This is an extraordinarily restrained apologia for fracking that operates on the assumption that the objectors are rational–NOT.
What will I have to do to stop this insanity from the Luddites?
http://www.ncpa.org/sub/dpd/index.php?Article_ID=24359&utm_source=newsletter&utm_medium=email&utm_campaign=DPD
SUpercritical Extraction compresses CO2 until it becomes a dense fluid like water. It can be used to extract gas and oil from wells like fracking, but without the water, without ‘risk’ to the water table, and concurrent with CO2 ‘sequestration’.
3 birds with one stone!!
California is riddled with fault lines, and the oil is shallow. An earthquake of significant size can create seeps of crude. After the Feb 9th, 1971 quake (Sylmar) I found crude oil oozing out of the ground in Arroyo Simi, many miles away.
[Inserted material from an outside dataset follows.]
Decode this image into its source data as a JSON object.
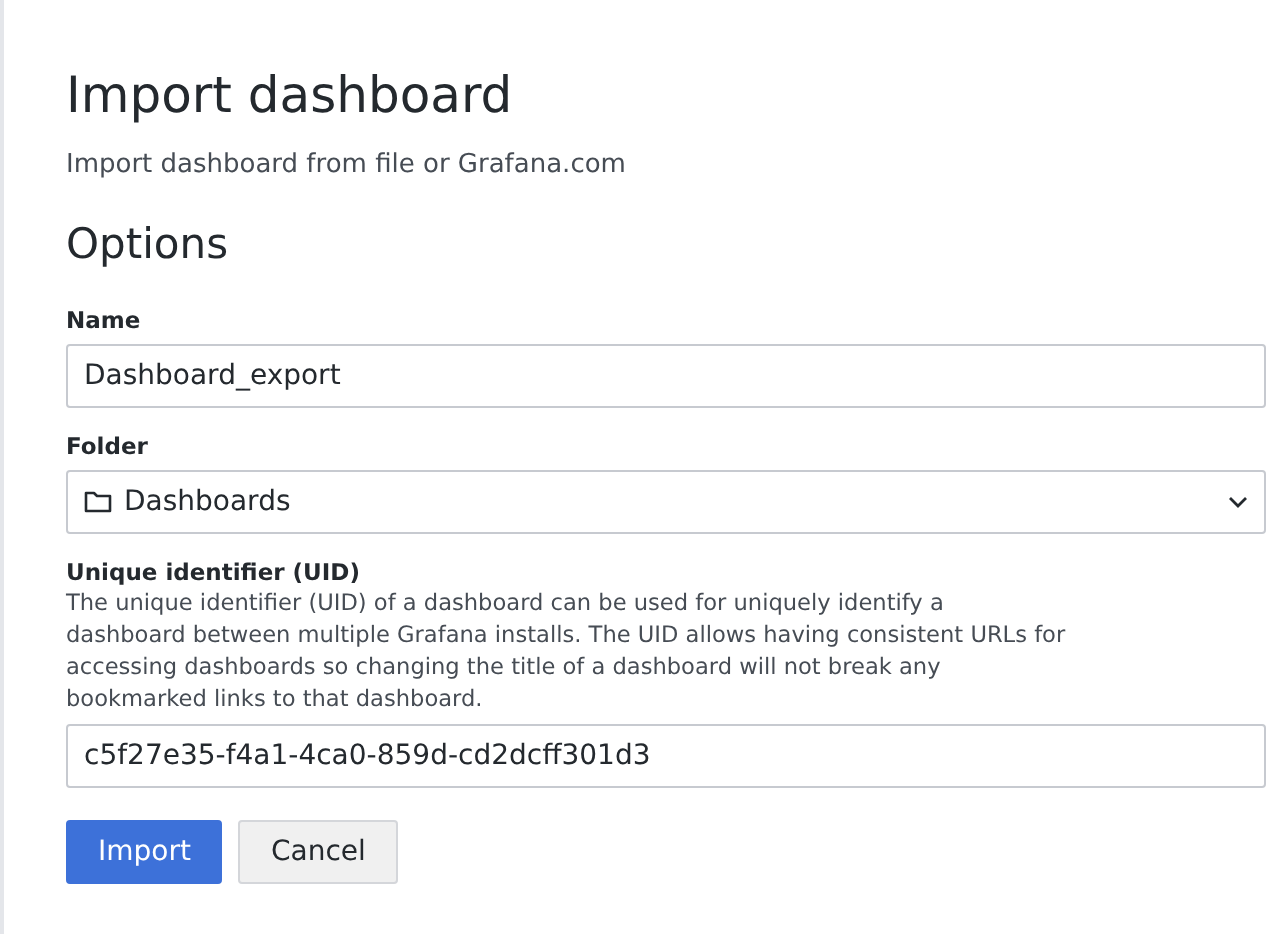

Other seeps were found further afield, including the Santa Barbara Channel.
Failure to extract the oil under California means earthquakes can spew it out into the precious environment.
I wish someone would drill under California fro somewhere else and suck out all the oil while the pinheads under the dome in Sacramento pat themselves on the back for cutting themselves out of the tax revenue in the name of “green”.
Pathway is correct. The real neat invention that made this revolution in energy supply possible is the steerable mud motor. What a name for a revolutionary! But it works.
And hydraulic fracturing was a technique discussed in my 1953 Petroleum Geology textbook. No, it is not new.
Another development to look for is fracking using LPG or nitrogen. Nitrogen trucks have recently been seen in the Marcellus areas, and LPG fracking is being discussed in technical meetings..
Excellent article. Using brackish water and recycling will soon be a best practice by most of the industry.
http://www.reuters.com/article/2013/11/21/us-apache-water-idUSBRE9AK08Z20131121
It’s not fracking that has revolutionized the oil & gas industry but rather directional drilling in combination with the very old practice of hydrolic fracturing that has made previously inaccessable products now economically viable.